My suggestion is to stop writing python now, start writing new functions in the rust language, and use a certain protocol (tcp, socket or rpc) to allow the two programs to interact. Finally, use the rust language to iteratively migrate the old functions (python).

hegza commented 2 years ago

My suggestion is to stop writing python now, start writing new functions in the rust language, and use a certain protocol (tcp, socket or rpc) to allow the two programs to interact. Finally, use the rust language to iteratively migrate the old functions (python).

I'll go with the generous interpretation of "if you need to use Rust, avoid writing Python and interface with it instead".

That would still really depend on what domain and project you're working with. I'm an everyday user of both of the languages and there are certainly things I'd rather keep writing in Python than in Rust, as there are also things I'd rather write in Rust than in Python.

takkuumi commented 2 years ago

My suggestion is to stop writing python now, start writing new functions in the rust language, and use a certain protocol (tcp, socket or rpc) to allow the two programs to interact.
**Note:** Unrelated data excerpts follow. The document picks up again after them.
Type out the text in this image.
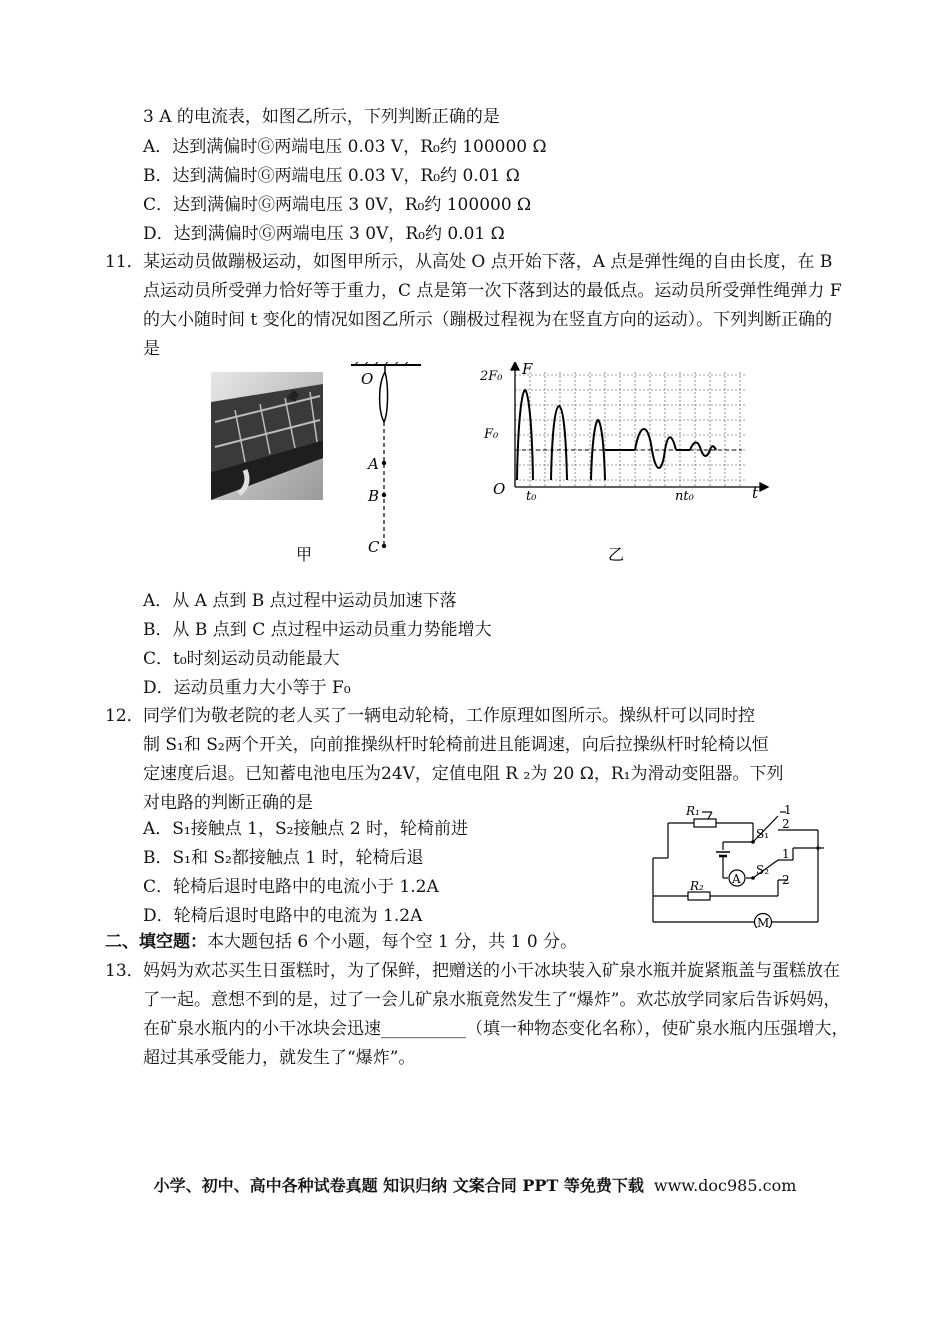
3 A 的电流表，如图乙所示，下列判断正确的是
A．达到满偏时Ⓖ两端电压 0.03 V，R₀约 100000 Ω
B．达到满偏时Ⓖ两端电压 0.03 V，R₀约 0.01 Ω
C．达到满偏时Ⓖ两端电压 3 0V，R₀约 100000 Ω
D．达到满偏时Ⓖ两端电压 3 0V，R₀约 0.01 Ω
11． 某运动员做蹦极运动，如图甲所示，从高处 O 点开始下落，A 点是弹性绳的自由长度，在 B 点运动员所受弹力恰好等于重力，C 点是第一次下落到达的最低点。运动员所受弹性绳弹力 F 的大小随时间 t 变化的情况如图乙所示（蹦极过程视为在竖直方向的运动）。下列判断正确的是
O
A
B
C
甲
2F₀
F₀
F
O t₀	nt₀	t
乙
A．从 A 点到 B 点过程中运动员加速下落
B．从 B 点到 C 点过程中运动员重力势能增大
C．t₀时刻运动员动能最大
D．运动员重力大小等于 F₀
12． 同学们为敬老院的老人买了一辆电动轮椅，工作原理如图所示。操纵杆可以同时控
制 S₁和 S₂两个开关，向前推操纵杆时轮椅前进且能调速，向后拉操纵杆时轮椅以恒
定速度后退。已知蓄电池电压为24V，定值电阻 R ₂为 20 Ω，R₁为滑动变阻器。下列
对电路的判断正确的是
A．S₁接触点 1，S₂接触点 2 时，轮椅前进
B．S₁和 S₂都接触点 1 时，轮椅后退
C．轮椅后退时电路中的电流小于 1.2A
D．轮椅后退时电路中的电流为 1.2A
A
M
R₁
R₂
S₁
S₂
1
2
1
2
二、填空题：本大题包括 6 个小题，每个空 1 分，共 1 0 分。
13． 妈妈为欢芯买生日蛋糕时，为了保鲜，把赠送的小干冰块装入矿泉水瓶并旋紧瓶盖与蛋糕放在了一起。意想不到的是，过了一会儿矿泉水瓶竟然发生了“爆炸”。欢芯放学同家后告诉妈妈，在矿泉水瓶内的小干冰块会迅速__________（填一种物态变化名称），使矿泉水瓶内压强增大，超过其承受能力，就发生了“爆炸”。
小学、初中、高中各种试卷真题 知识归纳 文案合同 PPT 等免费下载 www.doc985.com
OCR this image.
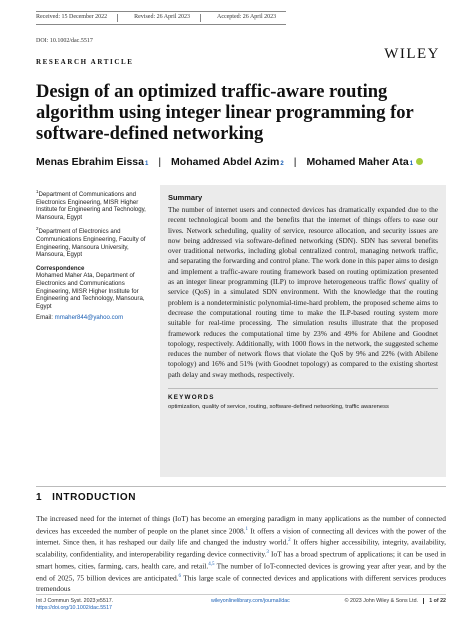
Received: 15 December 2022	Revised: 26 April 2023	Accepted: 26 April 2023
DOI: 10.1002/dac.5517
WILEY
RESEARCH ARTICLE
Design of an optimized traffic-aware routing algorithm using integer linear programming for software-defined networking
Menas Ebrahim Eissa 1 | Mohamed Abdel Azim 2 | Mohamed Maher Ata 1

$^1$Department of Communications and Electronics Engineering, MISR Higher Institute for Engineering and Technology, Mansoura, Egypt

$^2$Department of Electronics and Communications Engineering, Faculty of Engineering, Mansoura University, Mansoura, Egypt

Correspondence

Mohamed Maher Ata, Department of Electronics and Communications Engineering, MISR Higher Institute for Engineering and Technology, Mansoura, Egypt

Email: mmaher844@yahoo.com

Summary

The number of internet users and connected devices has dramatically expanded due to the recent technological boom and the benefits that the internet of things offers to ease our lives. Network scheduling, quality of service, resource allocation, and security issues are now being addressed via software-defined networking (SDN). SDN has several benefits over traditional networks, including global centralized control, managing network traffic, and separating the forwarding and control plane. The work done in this paper aims to design and implement a traffic-aware routing framework based on routing optimization presented as an integer linear programming (ILP) to improve heterogeneous traffic flows' quality of service (QoS) in a simulated SDN environment. With the knowledge that the routing problem is a nondeterministic polynomial-time-hard problem, the proposed scheme aims to decrease the computational routing time to make the ILP-based routing system more suitable for real-time processing. The simulation results illustrate that the proposed framework reduces the computational time by 23% and 49% for Abilene and Goodnet topology, respectively. Additionally, with 1000 flows in the network, the suggested scheme reduces the number of network flows that violate the QoS by 9% and 22% (with Abilene topology) and 16% and 51% (with Goodnet topology) as compared to the existing shortest path delay and sway methods, respectively.

KEYWORDS
optimization, quality of service, routing, software-defined networking, traffic awareness
1 INTRODUCTION

The increased need for the internet of things (IoT) has become an emerging paradigm in many applications as the number of connected devices has exceeded the number of people on the planet since 2008.$^1$ It offers a vision of connecting all devices with the power of the internet. Since then, it has reshaped our daily life and changed the industry world.$^2$ It offers higher accessibility, integrity, availability, scalability, confidentiality, and interoperability regarding device connectivity.$^3$ IoT has a broad spectrum of applications; it can be used in smart homes, cities, farming, cars, health care, and retail.$^{4,5}$ The number of IoT-connected devices is growing year after year, and by the end of 2025, 75 billion devices are anticipated.$^6$ This large scale of connected devices and applications with different services produces tremendous

Int J Commun Syst. 2023;e5517.
https://doi.org/10.1002/dac.5517
wileyonlinelibrary.com/journal/dac	© 2023 John Wiley & Sons Ltd.	1 of 22
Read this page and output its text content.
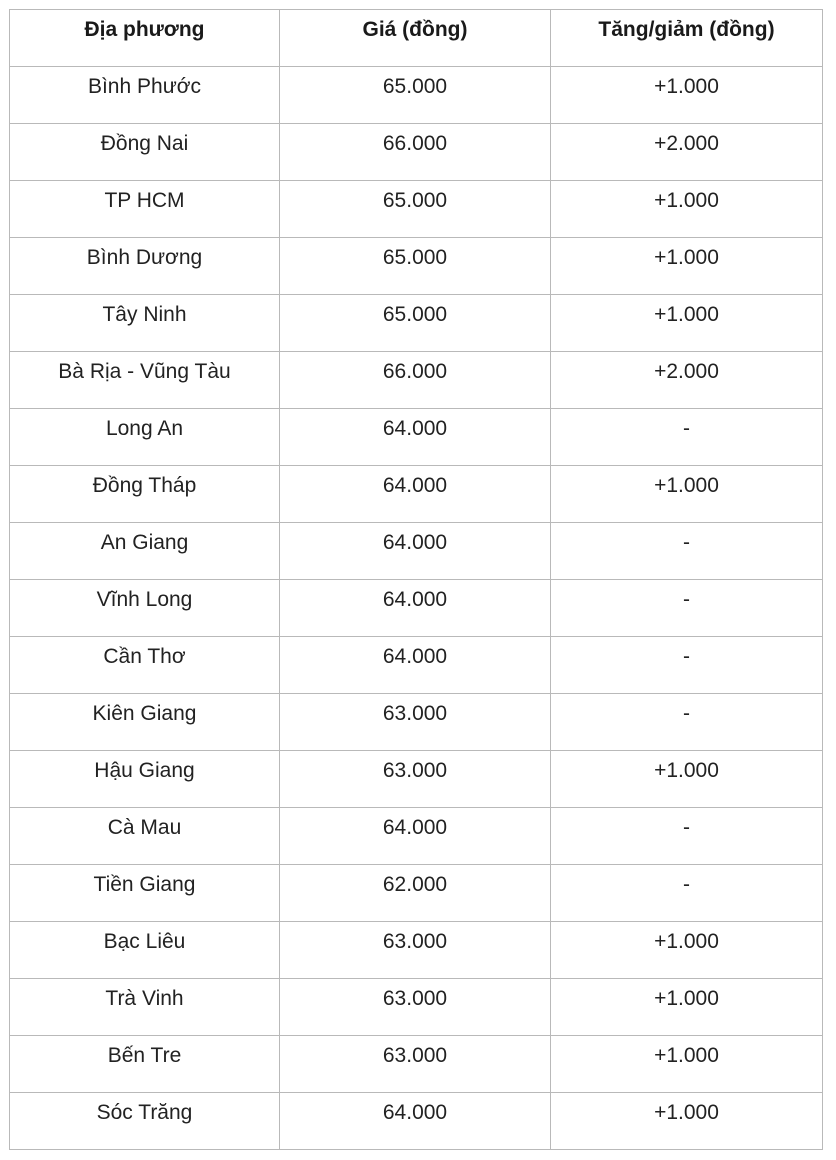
Địa phương	Giá (đồng)	Tăng/giảm (đồng)

Bình Phước	65.000	+1.000

Đồng Nai	66.000	+2.000

TP HCM	65.000	+1.000

Bình Dương	65.000	+1.000

Tây Ninh	65.000	+1.000

Bà Rịa - Vũng Tàu	66.000	+2.000

Long An	64.000	-

Đồng Tháp	64.000	+1.000

An Giang	64.000	-

Vĩnh Long	64.000	-

Cần Thơ	64.000	-

Kiên Giang	63.000	-

Hậu Giang	63.000	+1.000

Cà Mau	64.000	-

Tiền Giang	62.000	-

Bạc Liêu	63.000	+1.000

Trà Vinh	63.000	+1.000

Bến Tre	63.000	+1.000

Sóc Trăng	64.000	+1.000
Finally, use the rust language to iteratively migrate the old functions (python).

I'll go with the generous interpretation of "if you need to use Rust, avoid writing Python and interface with it instead".

That would still really depend on what domain and project you're working with. I'm an everyday user of both of the languages and there are certainly things I'd rather keep writing in Python than in Rust, as there are also things I'd rather write in Rust than in Python.

Consider the following questions:

  1. Why do you need to convert python code to rust?
  2. What features of rust impress you?

I just make a suggestion. keep the original python program running.,Use the rust language to develop new program, make them work together by a protocol . rewrite functions by rust language if it's necessary.

Of course, you can continue to use python to develop programs and use python tool-chain. Also you can use rust to develop programs and use rust tool-chain. Hybrid programming exists in many large projects. The trouble is that you need to use a protocol (like socket, rpc...) to pass messages.

adsharma commented 2 years ago

python and rust live on opposite ends of the "abstract and easy to program" vs "detail oriented and safe" spectrum. There is a market for both.

The trouble is that you need to use a protocol

The idea is to transpile python to rust, so you only have rust code to deal with. No sockets for crossing language boundary. Some rust code is hand written, other rust code is generated by a transpiler.

There is some justifiable skepticism, given that there are very few successful transpiler projects out there. Suggest trying the various transpilers out before forming an opinion.

adsharma commented 2 years ago

Minor usability improvement: py2many now spits out Cargo.toml when you transpile a whole directory worth of files.

https://github.com/adsharma/py2many/pull/453

insinfo commented 2 years ago

@adsharma you are doing an amazing job